Für eine Zukunft ohne Angst! Es gibt gute Nachrichten: Anti-Dystopien eröffnen neue Perspektiven. Science-, Social- und Climate-Fiction stellen sich als Mutmacher für Veränderung und gesellschaftlichen Wandel heraus.

Unsicherheit, Missstände, düstere Prognosen – Dystopien prägen unsere Zeit und liegen in Literatur und Popkultur im Trend. Doch es gibt auch Zukunftserzählungen, in denen Menschen trotz Katastrophen für Gerechtigkeit und solidarische Gemeinschaften eintreten, und damit dystopische Zustände verhindern.
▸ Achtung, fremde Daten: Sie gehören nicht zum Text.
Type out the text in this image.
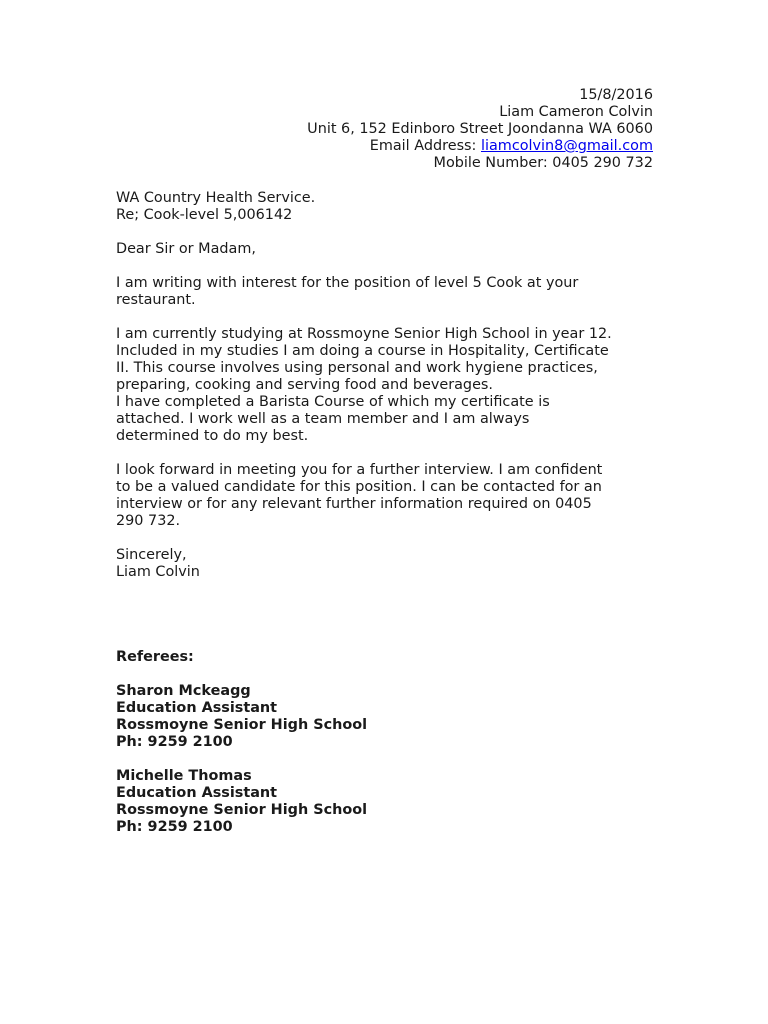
15/8/2016
Liam Cameron Colvin
Unit 6, 152 Edinboro Street Joondanna WA 6060
Email Address: liamcolvin8@gmail.com
Mobile Number: 0405 290 732
WA Country Health Service.
Re; Cook-level 5,006142
Dear Sir or Madam,
I am writing with interest for the position of level 5 Cook at your
restaurant.
I am currently studying at Rossmoyne Senior High School in year 12.
Included in my studies I am doing a course in Hospitality, Certificate
II. This course involves using personal and work hygiene practices,
preparing, cooking and serving food and beverages.
I have completed a Barista Course of which my certificate is
attached. I work well as a team member and I am always
determined to do my best.
I look forward in meeting you for a further interview. I am confident
to be a valued candidate for this position. I can be contacted for an
interview or for any relevant further information required on 0405
290 732.
Sincerely,
Liam Colvin
Referees:
Sharon Mckeagg
Education Assistant
Rossmoyne Senior High School
Ph: 9259 2100
Michelle Thomas
Education Assistant
Rossmoyne Senior High School
Ph: 9259 2100
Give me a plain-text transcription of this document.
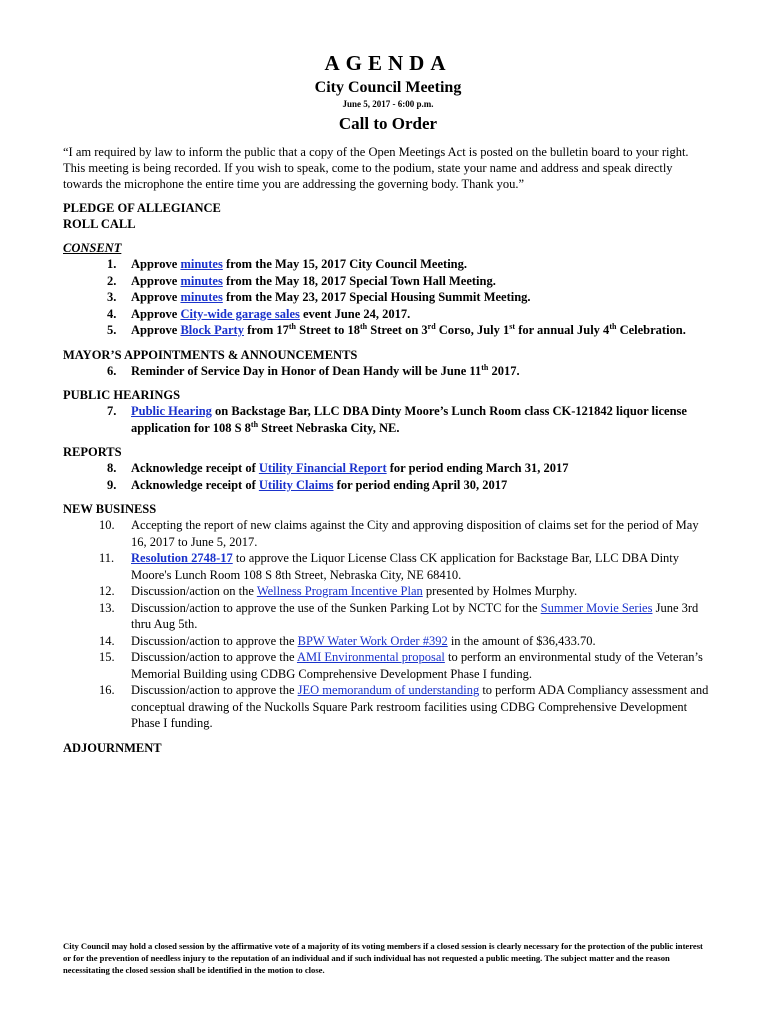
AGENDA

City Council Meeting

June 5, 2017 - 6:00 p.m.

Call to Order

“I am required by law to inform the public that a copy of the Open Meetings Act is posted on the bulletin board to your right. This meeting is being recorded. If you wish to speak, come to the podium, state your name and address and speak directly towards the microphone the entire time you are addressing the governing body. Thank you.”

PLEDGE OF ALLEGIANCE

ROLL CALL

CONSENT

1.	Approve minutes from the May 15, 2017 City Council Meeting.
2.	Approve minutes from the May 18, 2017 Special Town Hall Meeting.
3.	Approve minutes from the May 23, 2017 Special Housing Summit Meeting.
4.	Approve City-wide garage sales event June 24, 2017.
5.	Approve Block Party from 17th Street to 18th Street on 3rd Corso, July 1st for annual July 4th Celebration.

MAYOR’S APPOINTMENTS & ANNOUNCEMENTS

6.	Reminder of Service Day in Honor of Dean Handy will be June 11th 2017.

PUBLIC HEARINGS

7.	Public Hearing on Backstage Bar, LLC DBA Dinty Moore’s Lunch Room class CK-121842 liquor license application for 108 S 8th Street Nebraska City, NE.

REPORTS

8.	Acknowledge receipt of Utility Financial Report for period ending March 31, 2017
9.	Acknowledge receipt of Utility Claims for period ending April 30, 2017

NEW BUSINESS

10.	Accepting the report of new claims against the City and approving disposition of claims set for the period of May 16, 2017 to June 5, 2017.
11.	Resolution 2748-17 to approve the Liquor License Class CK application for Backstage Bar, LLC DBA Dinty Moore's Lunch Room 108 S 8th Street, Nebraska City, NE 68410.
12.	Discussion/action on the Wellness Program Incentive Plan presented by Holmes Murphy.
13.	Discussion/action to approve the use of the Sunken Parking Lot by NCTC for the Summer Movie Series June 3rd thru Aug 5th.
14.	Discussion/action to approve the BPW Water Work Order #392 in the amount of $36,433.70.
15.	Discussion/action to approve the AMI Environmental proposal to perform an environmental study of the Veteran’s Memorial Building using CDBG Comprehensive Development Phase I funding.
16.	Discussion/action to approve the JEO memorandum of understanding to perform ADA Compliancy assessment and conceptual drawing of the Nuckolls Square Park restroom facilities using CDBG Comprehensive Development Phase I funding.

ADJOURNMENT

City Council may hold a closed session by the affirmative vote of a majority of its voting members if a closed session is clearly necessary for the protection of the public interest or for the prevention of needless injury to the reputation of an individual and if such individual has not requested a public meeting. The subject matter and the reason necessitating the closed session shall be identified in the motion to close.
Anhand ausgewählter Werke stellt Isabella Hermann die Anti-Dystopie als eigenes Genre vor, das sich gegen die Diagnose gesellschaftlicher Hoffnungslosigkeit stellt, und zeigt, wie eine anti-dystopische Haltung Impulse für reale Veränderung und soziale Innovation im Hier und Jetzt liefern kann. Denn anders als Utopien eröffnen Anti-Dystopien keine perfekten und unerreichbaren Zukünfte, sondern akzeptieren Widersprüche und Ungereimtheiten.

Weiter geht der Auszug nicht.